RE: [Corpora-List] Extracting only editorial content from a HTML page

From: peetm (peet.morris@comlab.ox.ac.uk)
Date: Tue Aug 09 2005 - 12:48:06 MET DST

  • Next message: Hal Daume III: "Re: [Corpora-List] Extracting only editorial content from a HTML page"

    I started looking at this problem a couple of years ago (I've since changed
    tack - so am no longer continuing with looking at this).

    However, the approach I used was roughly as follows.

    I first used regular expressions, but soon gave up on them - it's amazing
    how well [some] browsers cope with badly formatted HTML (that can throw your
    regexps)

    So, in the end, I used an object model to load/walk the page (I used
    Microsoft's implementation of the DOM
    (http://www.webreference.com/js/column40/)) - essentially, any webpage is
    parsed and loaded into this, and then represented by a number of software
    objects that one can walk, and manipulate etc. The main advantage of this
    approach is that the DOM essentially reformats the source HTML so that it is
    consistent (adding elements as needed etc to make it 'good').

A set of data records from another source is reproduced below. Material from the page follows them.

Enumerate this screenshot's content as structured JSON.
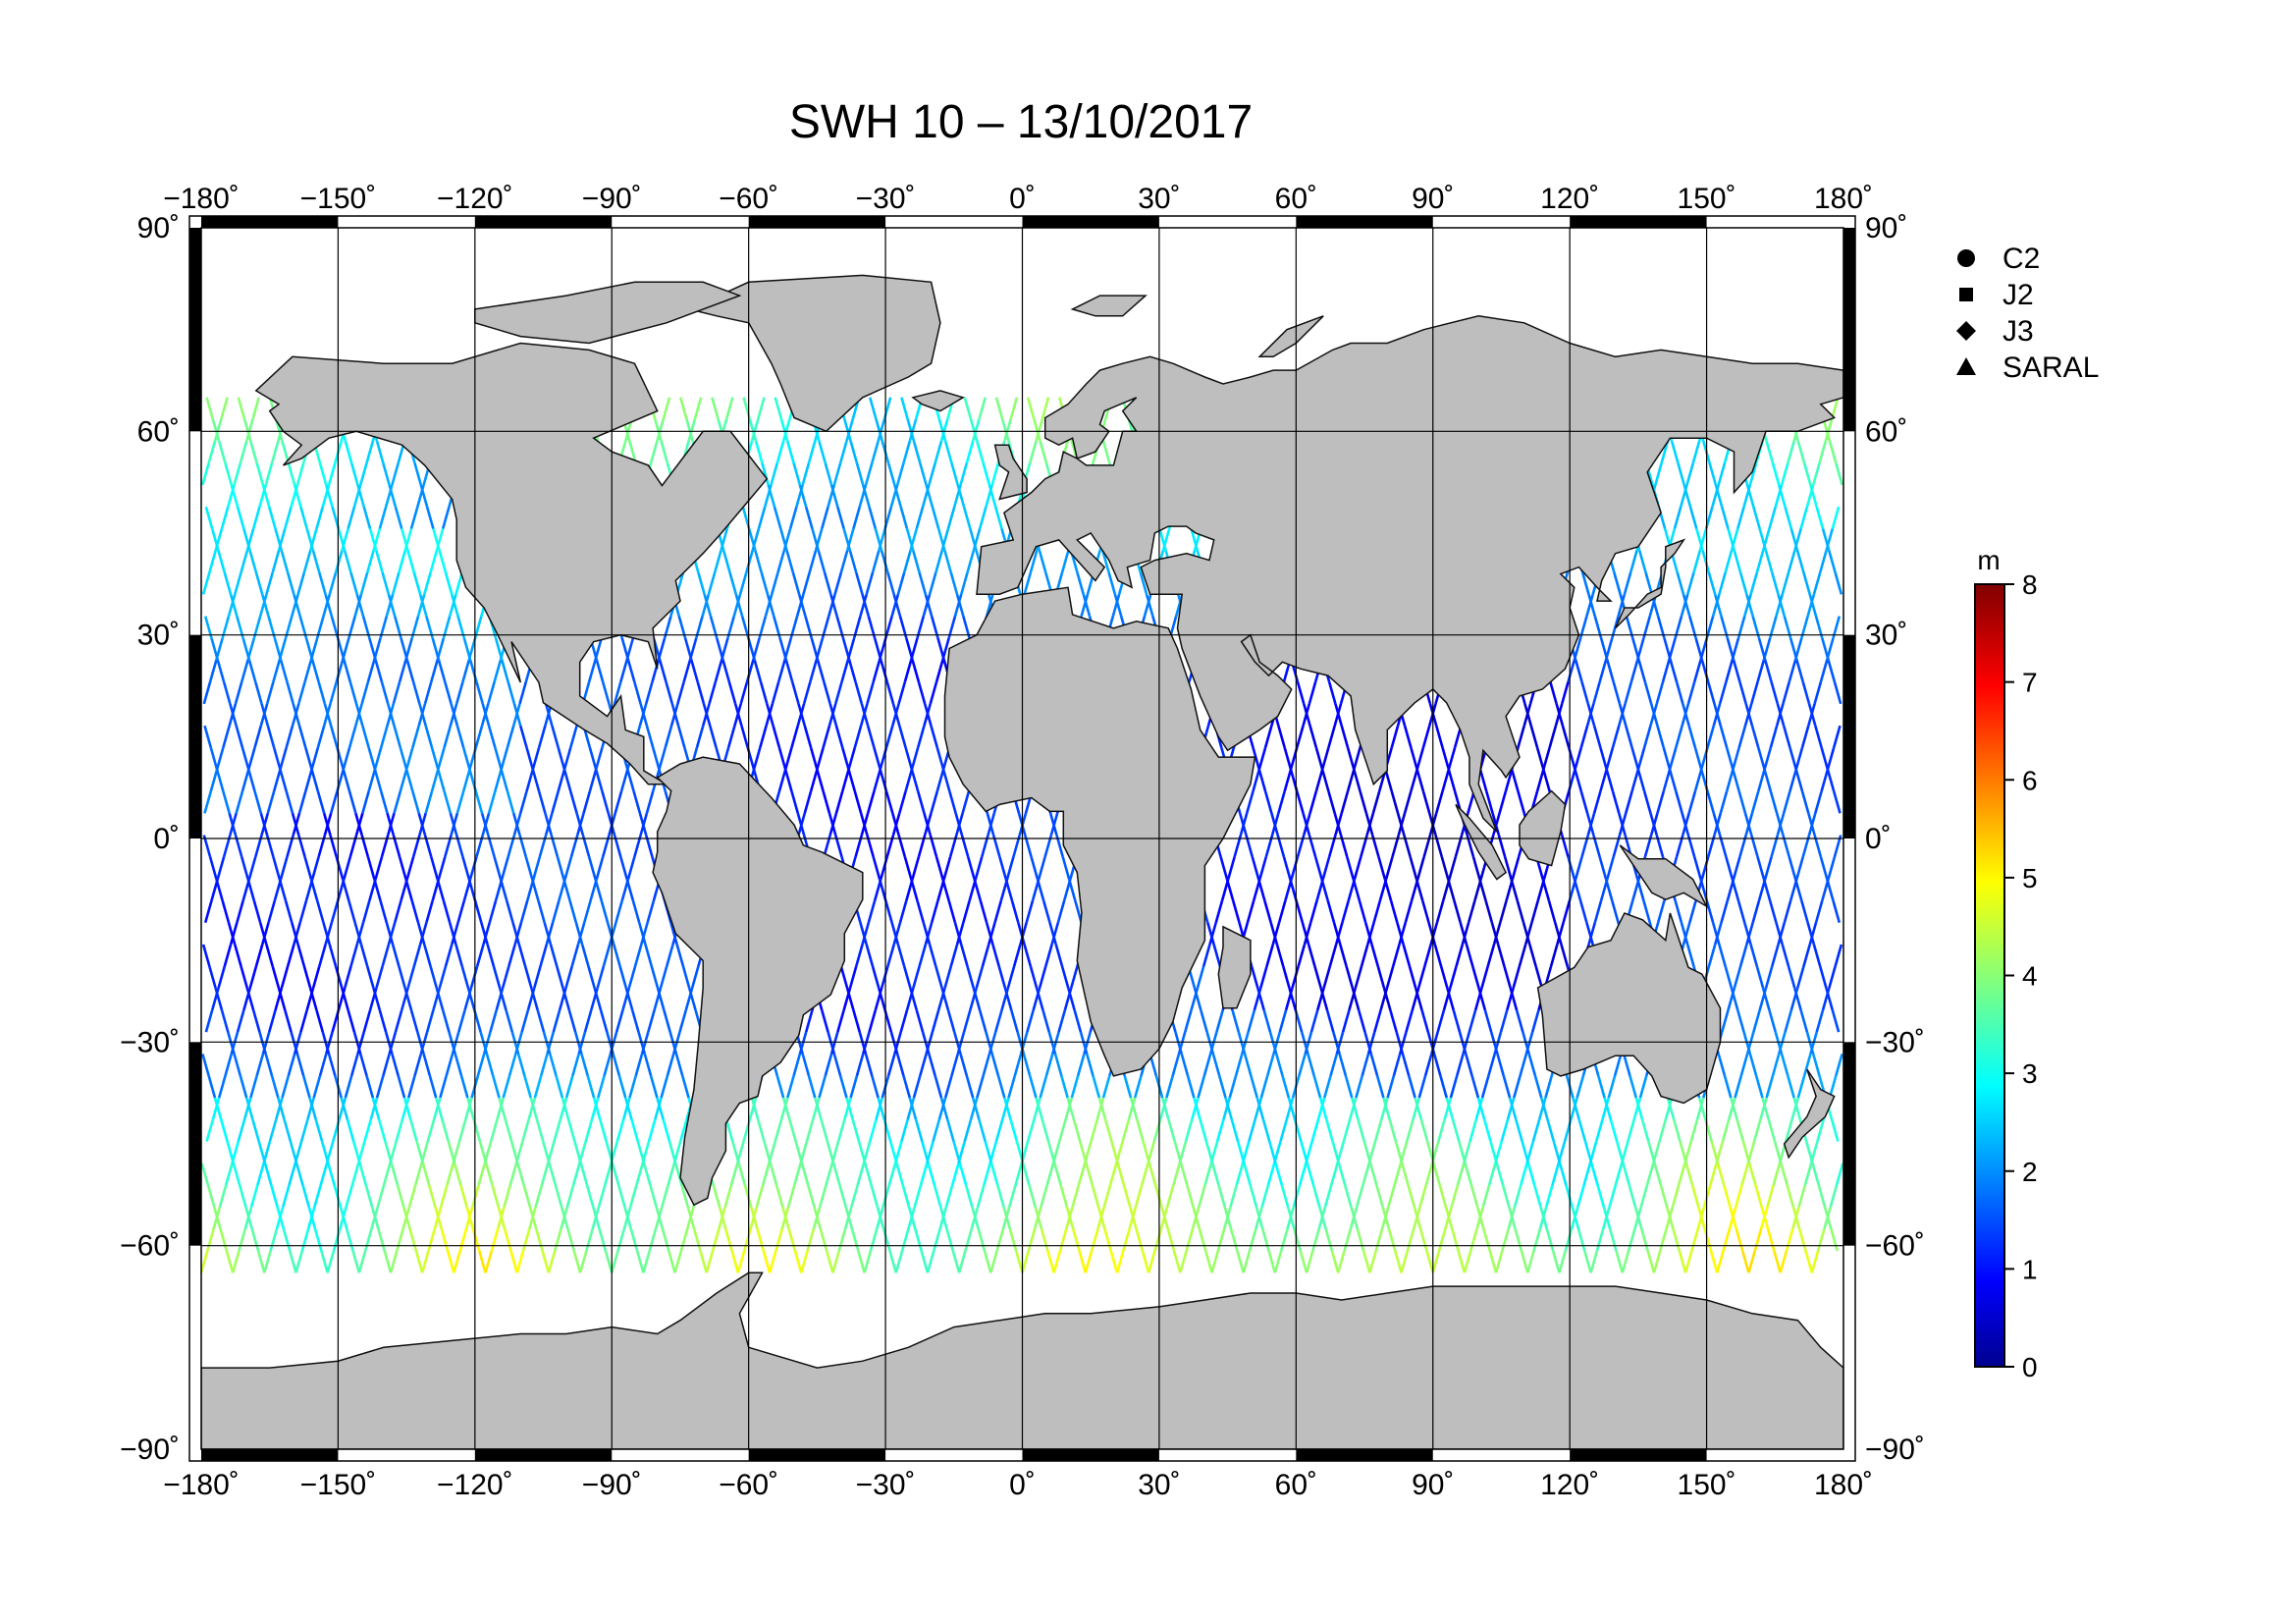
{
  "title": "SWH 10 – 13/10/2017",
  "map": {
    "projection": "equirectangular",
    "lon_range": [
      -180,
      180
    ],
    "lat_range": [
      -90,
      90
    ],
    "grid_lon_step": 30,
    "grid_lat": [
      -60,
      -30,
      0,
      30,
      60
    ],
    "land_color": "#bebebe",
    "ocean_color": "#ffffff",
    "data_lat_band": [
      -64,
      65
    ]
  },
  "axes": {
    "top_lon_labels": [
      "−180˚",
      "−150˚",
      "−120˚",
      "−90˚",
      "−60˚",
      "−30˚",
      "0˚",
      "30˚",
      "60˚",
      "90˚",
      "120˚",
      "150˚",
      "180˚"
    ],
    "bottom_lon_labels": [
      "−180˚",
      "−150˚",
      "−120˚",
      "−90˚",
      "−60˚",
      "−30˚",
      "0˚",
      "30˚",
      "60˚",
      "90˚",
      "120˚",
      "150˚",
      "180˚"
    ],
    "lat_labels": [
      "90˚",
      "60˚",
      "30˚",
      "0˚",
      "−30˚",
      "−60˚",
      "−90˚"
    ]
  },
  "legend": {
    "items": [
      {
        "symbol": "circle",
        "label": "C2"
      },
      {
        "symbol": "square",
        "label": "J2"
      },
      {
        "symbol": "diamond",
        "label": "J3"
      },
      {
        "symbol": "triangle",
        "label": "SARAL"
      }
    ]
  },
  "colorbar": {
    "unit": "m",
    "min": 0,
    "max": 8,
    "tick_labels": [
      "0",
      "1",
      "2",
      "3",
      "4",
      "5",
      "6",
      "7",
      "8"
    ],
    "colormap": "jet"
  },
  "icons": {
    "land": "land-polygons",
    "tracks": "satellite-ground-tracks"
  }
}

    For example, if the source contained this

    1. <p><b>this is some text</p></b>

    Or this

    2. <p><b>this is some text

    Or this

    3. <p><b>this is some text</b>

    The object model I used 'rendered' it as

    <p>
            <b>
                    This is some text
            </b>
    </p>

    So, it 'fixed' the bad tag ordering in '1', added the </b></p> in '2', and
    the </p> in '3' - very clever parsing! BTW, some DOMs do better at this
    than others of course (one of the reasons that some browsers display certain
    pages better than others do - does their DOM 'fix' the HTML?)!

    The object model also allows one to easily ignore tags (the tags are simply
    node types in the model) - or - enables one to just select (say) paragraph
    sections of a page.

    I did the latter, and then threw out any paragraphs that contained single
    sentences, or other junk stuff (like images).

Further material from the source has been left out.